Energy development can have wide-ranging impacts on habitat use and survival of numerous game species. Recent research on sage grouse, currently being considered by the U.S. Fish and Wildlife Service for protection under the Endangered Species Act, identifies population declines with energy development activities. On June 30, the TRCP and North American Grouse Partnership formally requested that the Department of the Interior undertake conservation measures for sage grouse habitats on BLM-administered lands. Better management of sage grouse during energy development on federal public lands could avert an endangered listing of the popular upland game bird.
“Over the past decade, the BLM has sold more than 12 million acres of public lands in Wyoming to the energy industry,” continued Meadows, a lifelong Wyoming hunter and angler, “and the agency persists in following practices that science shows adversely affect sage grouse. Its actions fail to serve the multiple users of our public lands – a range of interests that the BLM is required to consider in its decision making.”

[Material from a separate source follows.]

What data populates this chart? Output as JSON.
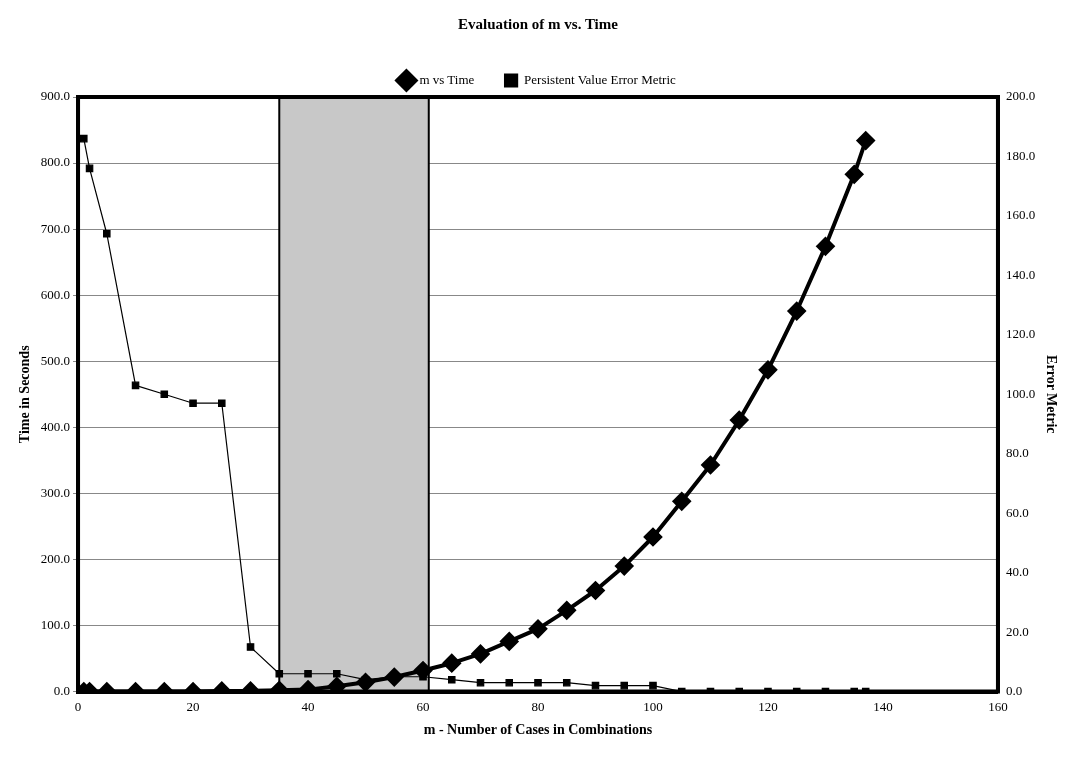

“The Little Mountain energy leases perfectly symbolize our broken federal energy policy,” said TRCP Energy Initiative Manager Steve Belinda. “Here we have an area of such high value for fish, wildlife and sportsmen that numerous stakeholders, including the BLM, have dedicated funds to its conservation. Yet now that same federal agency is opening these prized lands for oil and gas drilling, practices that most certainly will compromise their important natural resources and affect our ability to enjoy them.
“The TRCP supports responsible development of our public energy resources that sustains valuable fish and wildlife populations,” continued Belinda, a former federal biologist. “We stand ready to work with the BLM in forging a common-sense approach to public lands drilling that ensures that the needs of users, including industry, sportsmen and everyday Americans, are met, now and in the future.”
The TRCP believes that to better balance the concerns of fish and wildlife in the face of accelerating energy development, federal land management agencies must follow the conservation tenets outlined in the FACTS for Fish and Wildlife.
Inspired by the legacy of Theodore Roosevelt, the TRCP is a coalition of organizations and grassroots partners working together to preserve the traditions of hunting and fishing.